Hands-on certifications defining, testing ideal traits of cybersecurity pros: ISACA

Security practitioners can now demonstrate their security breach remediation skills in a hands-on, online test laboratory established by security peak body ISACA as it expands its security training and certification programs to help deal with what board member and past international president Rob Stroud calls a “huge shortfall” in security skills.

The impact of that shortfall had increased over time as an increasingly virulent stream of security events – almost all of which, Stroud told CSO Australia, are due to “some form of social engineering rather than straight-out hacking” – continued to take its toll on corporate victims.

ISACA – which recently appointed two Australians to its board of directors in a nod to the progressive local IT-security industry – has been working hard in recent years to standardise cybersecurity controls and encourage the development of formal cybersecurity skills. Its COBIT governance platform and guides such as a SMB-focused security handbook offer best-practice guidance for security staff, but Stroud says the latest online cyber-labs take the practice to a whole new level.

“The gap we've identified in the market is these trained candidates out there who can actually deal with cyber-security events,” he explained. “So we're going about this in a totally new way, by putting candidates in a cyber 'shooting range'. They have to deal with a cyber event, then effectively identify, recover and close the loopholes on that cyber event so their organisation is protected.”

The training is the latest in a series of steps designed to bring more clarity to the idea of what skills and characteristics a cybersecurity expert should have. This process has seen ISACA formalising a 'career roadmap' that Stroud said is designed to “help cybersecurity experts map where they are in their career, and what they need to do to progress it”.

Continuing efforts to standardise the content of cybersecurity curricula and certifications are providing clarity around a cybersecurity professional's ideal capabilities. This month, ISACA launched its Cybersecurity Nexus (CSX) Practitioner Certification, a vendor-neutral, performance-based accreditation that allows cybersecurity professionals to demonstrate their knowledge in a consistent way.

The CSX program includes five levels of certification inculding the Cybersecurity Fundamentals Certificate, CSX Practitioner and Certified Information Security Manager. Additional CSX Specialist and CSX Expert levels will be finalised soon.

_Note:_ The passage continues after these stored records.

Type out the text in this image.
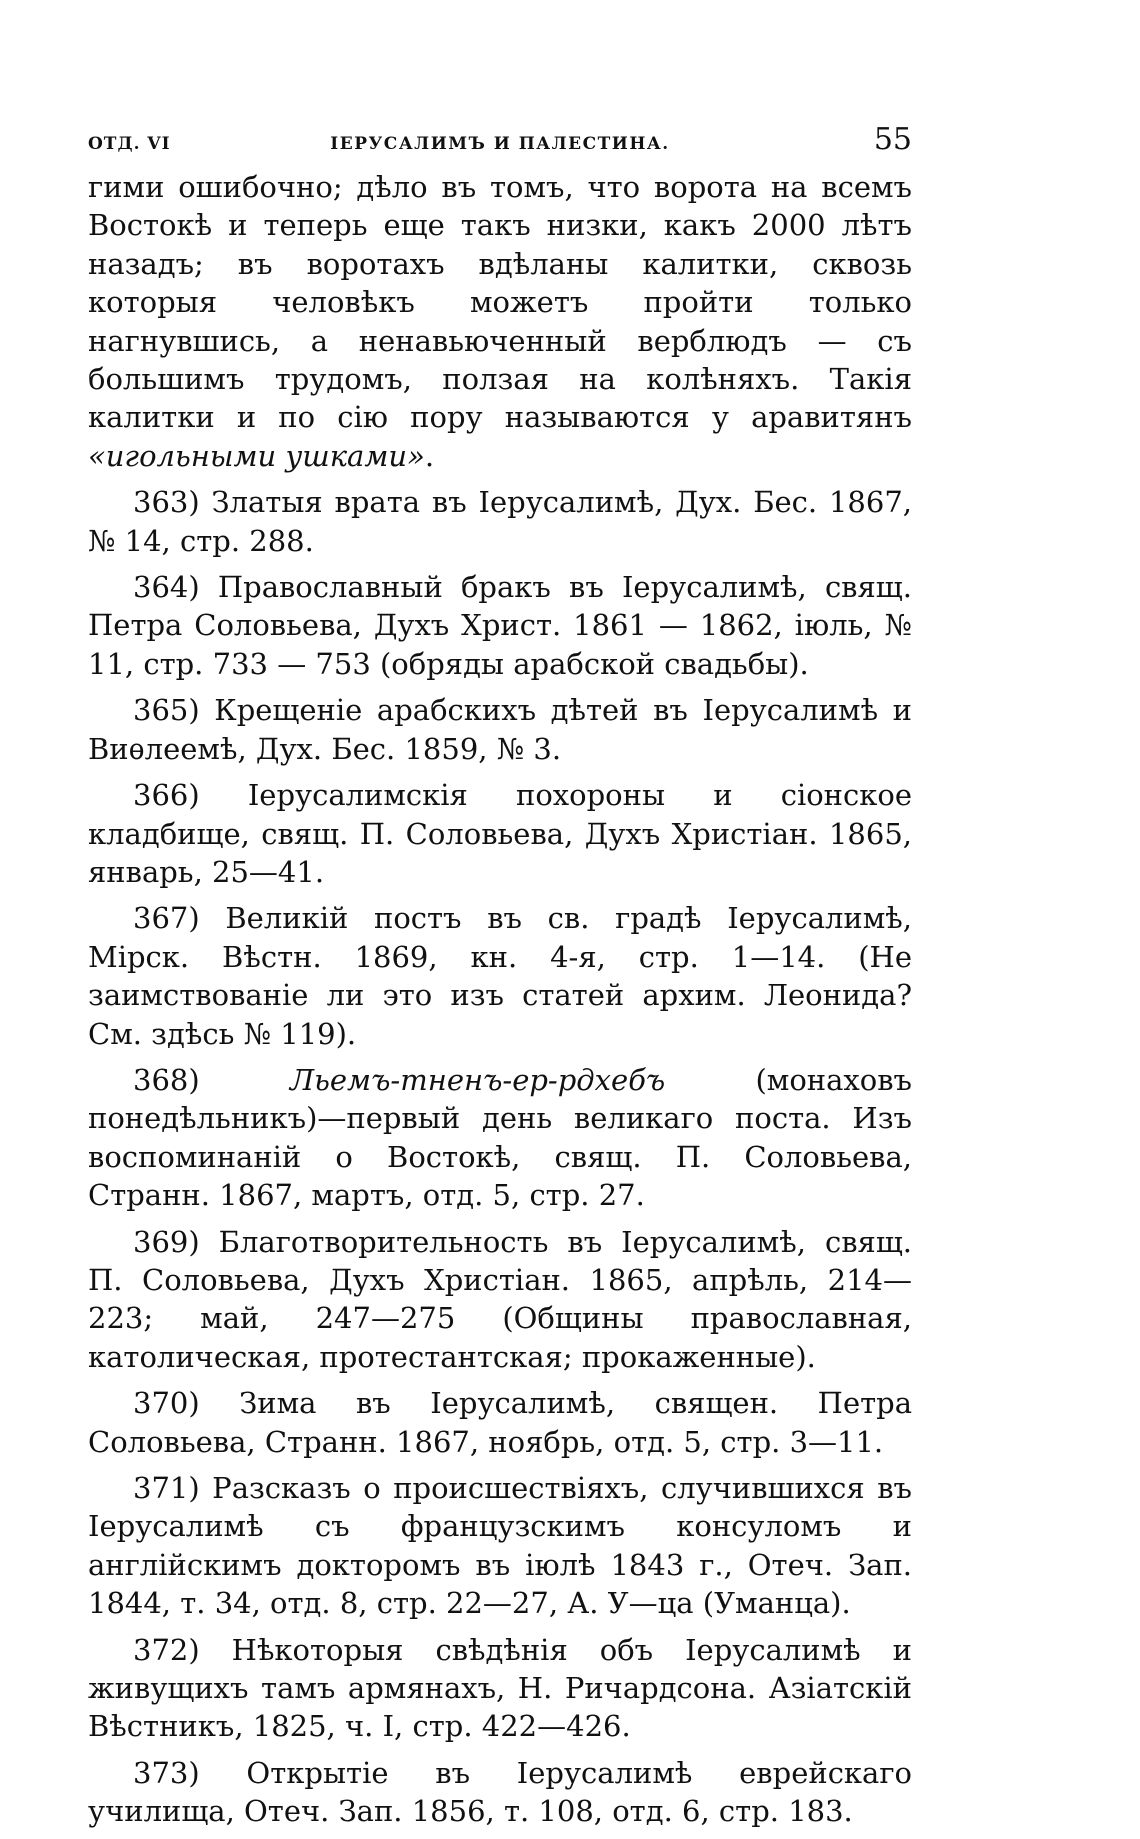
ОТД. VI	IЕРУСАЛИМЪ И ПАЛЕСТИНА.	55

гими ошибочно; дѣло въ томъ, что ворота на всемъ Востокѣ и теперь еще такъ низки, какъ 2000 лѣтъ назадъ; въ воротахъ вдѣланы калитки, сквозь которыя человѣкъ можетъ пройти только нагнувшись, а ненавьюченный верблюдъ — съ большимъ трудомъ, ползая на колѣняхъ. Такія калитки и по сію пору называются у аравитянъ «игольными ушками».

363) Златыя врата въ Iерусалимѣ, Дух. Бес. 1867, № 14, стр. 288.

364) Православный бракъ въ Iерусалимѣ, свящ. Петра Соловьева, Духъ Христ. 1861 — 1862, iюль, № 11, стр. 733 — 753 (обряды арабской свадьбы).

365) Крещенiе арабскихъ дѣтей въ Iерусалимѣ и Виѳлеемѣ, Дух. Бес. 1859, № 3.

366) Iерусалимскiя похороны и сiонское кладбище, свящ. П. Соловьева, Духъ Христiан. 1865, январь, 25—41.

367) Великiй постъ въ св. градѣ Iерусалимѣ, Мiрск. Вѣстн. 1869, кн. 4-я, стр. 1—14. (Не заимствованiе ли это изъ статей архим. Леонида? См. здѣсь № 119).

368) Льемъ-тненъ-ер-рдхебъ (монаховъ понедѣльникъ)—первый день великаго поста. Изъ воспоминанiй о Востокѣ, свящ. П. Соловьева, Странн. 1867, мартъ, отд. 5, стр. 27.

369) Благотворительность въ Iерусалимѣ, свящ. П. Соловьева, Духъ Христiан. 1865, апрѣль, 214—223; май, 247—275 (Общины православная, католическая, протестантская; прокаженные).

370) Зима въ Iерусалимѣ, священ. Петра Соловьева, Странн. 1867, ноябрь, отд. 5, стр. 3—11.

371) Разсказъ о происшествiяхъ, случившихся въ Iерусалимѣ съ французскимъ консуломъ и англiйскимъ докторомъ въ iюлѣ 1843 г., Отеч. Зап. 1844, т. 34, отд. 8, стр. 22—27, А. У—ца (Уманца).

372) Нѣкоторыя свѣдѣнiя объ Iерусалимѣ и живущихъ тамъ армянахъ, Н. Ричардсона. Азiатскiй Вѣстникъ, 1825, ч. I, стр. 422—426.

373) Открытiе въ Iерусалимѣ еврейскаго училища, Отеч. Зап. 1856, т. 108, отд. 6, стр. 183.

By formalising certification – and including the hands-on lab-based certification – ISACA hopes to help the cybersecurity industry define itself and, in so doing, to clarify its value proposition for companies that are increasingly desperate to get the right staff onboard.

“We're understanding how to do a whole career path in terms of education, certification, intellectual property and support through the membership organisation,” Stroud said, noting that similar efforts will soon be run against other areas of governance and risk management, including auditing and assurance.

“You'll see us do that with each of our areas of business over the next couple of years,” Stroud said. “You really have to live in these environments; if you don't, how do you know what they look like? Cybersecurity is one of those domains where practical experience, plus good skills and processes that you've developed over time, will help you.”

“The plan is to mirror that whole of life, or whole of career, content,” he said. “The nature of attacks, audits and security changes on a regular basis and ISACA needs to be very nimble and agile in the way we transition it. [Lack of skills is] a global problem at the moment, and one that we need to tackle as a global community.”